Agora mais que nunca Valeria queria saber o destino de Maria Luíza. Essa pessoa ganhava a seus olhos importância maior com cada nova informação sobre sua vida.

Decidiu falar com a Superiora do Convento das Carmelitas, Madre Leonor que a recebeu sem surpresa, porém com notório receio. Também observou a pasta preta que Valeria carregava, mas permaneceu impassível.

—Madre, estou procurando informações sobre Maria Luísa, uma senhora que foi recebida neste convento há muitos anos, a senhora poderia me dizer o que aconteceu com ela?

— Sim, respondeu a Superiora, seu nome completo era Maria Luísa Velloso e faleceu já faz cinco anos. Esta enterrada aqui no nosso cemitério como indigente!

Foram até o cemitério, Valeria observou por alguns momentos a rustica lápide da defunta e orou brevemente. Logo perguntou:

            — Por que como indigente se a noticia que temos é que pretendia ser novicia e estava sendo preparada para tal?

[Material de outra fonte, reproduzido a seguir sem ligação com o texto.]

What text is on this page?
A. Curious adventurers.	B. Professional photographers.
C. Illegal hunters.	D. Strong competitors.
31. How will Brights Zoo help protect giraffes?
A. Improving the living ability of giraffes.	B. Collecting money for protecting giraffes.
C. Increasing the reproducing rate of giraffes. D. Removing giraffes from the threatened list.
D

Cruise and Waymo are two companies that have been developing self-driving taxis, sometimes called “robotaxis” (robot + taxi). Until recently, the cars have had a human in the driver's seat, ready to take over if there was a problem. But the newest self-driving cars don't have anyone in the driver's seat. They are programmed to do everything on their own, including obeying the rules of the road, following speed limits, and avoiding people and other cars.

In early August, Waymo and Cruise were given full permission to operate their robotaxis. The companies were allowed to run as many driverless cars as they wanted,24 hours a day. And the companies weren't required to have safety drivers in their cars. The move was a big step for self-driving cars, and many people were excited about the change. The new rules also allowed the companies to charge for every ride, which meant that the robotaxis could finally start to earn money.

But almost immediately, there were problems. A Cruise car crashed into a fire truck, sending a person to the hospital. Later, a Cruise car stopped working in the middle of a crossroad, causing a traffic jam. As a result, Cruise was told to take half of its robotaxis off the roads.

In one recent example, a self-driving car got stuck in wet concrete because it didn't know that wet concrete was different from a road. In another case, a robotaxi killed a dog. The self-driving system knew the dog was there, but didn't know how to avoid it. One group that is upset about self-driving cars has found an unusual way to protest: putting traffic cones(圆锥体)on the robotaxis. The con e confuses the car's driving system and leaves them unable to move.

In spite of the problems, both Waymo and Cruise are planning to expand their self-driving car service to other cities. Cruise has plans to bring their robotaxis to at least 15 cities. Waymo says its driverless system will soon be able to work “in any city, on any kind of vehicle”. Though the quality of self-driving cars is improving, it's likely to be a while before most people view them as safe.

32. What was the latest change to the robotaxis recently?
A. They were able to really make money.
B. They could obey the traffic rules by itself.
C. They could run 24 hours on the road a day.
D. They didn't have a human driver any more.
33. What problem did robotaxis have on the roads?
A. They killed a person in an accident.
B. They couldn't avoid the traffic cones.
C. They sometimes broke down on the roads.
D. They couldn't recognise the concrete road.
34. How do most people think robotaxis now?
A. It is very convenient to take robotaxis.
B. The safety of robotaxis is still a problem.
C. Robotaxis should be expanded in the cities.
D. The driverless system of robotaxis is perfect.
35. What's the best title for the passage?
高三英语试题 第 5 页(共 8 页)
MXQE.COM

— Pois bem, disse a Superiora, dias antes do noviciado o Arcebispo Tomás pediu pra ela se confessar. Ele foi incisivo perguntando detalhadamente sobre sua vida passada e percebeu que a candidata escondia alguma coisa, suspeitou de algo grave. Foi uma das confissões mais demoradas que houve com uma candidata a novicia neste convento.

— E depois?

— Depois o Arcebispo me disse que estava estarrecido com a confissão e que não haveria o noviciado. Maria Luíza relatou pra ele situações íntimas que somente o diabo poderia tê-las imaginado, a mulher era o próprio demônio! Completou a Madre Superiora. Ah! O Arcebispo também fez menção a uma pasta de couro preta que continha os escritos dela, me parece que é a que você tem agora!

— Sim, é ela! Assentiu Valeria, mas a senhora não vai querer lê-la, né?

— Com certeza não! Respondeu a religiosa emendando a seguir - Você tem em mãos uma “bomba” relógio que pode destruir dignidades e reputações de pessoas e instituições!

— Sim! Respondeu Valeria, eu sei!


Despediu-se da Madre Leonor e saiu pensando que teria que esperar ainda muito tempo antes de publicar o livro que vinha gestando na sua cabeça.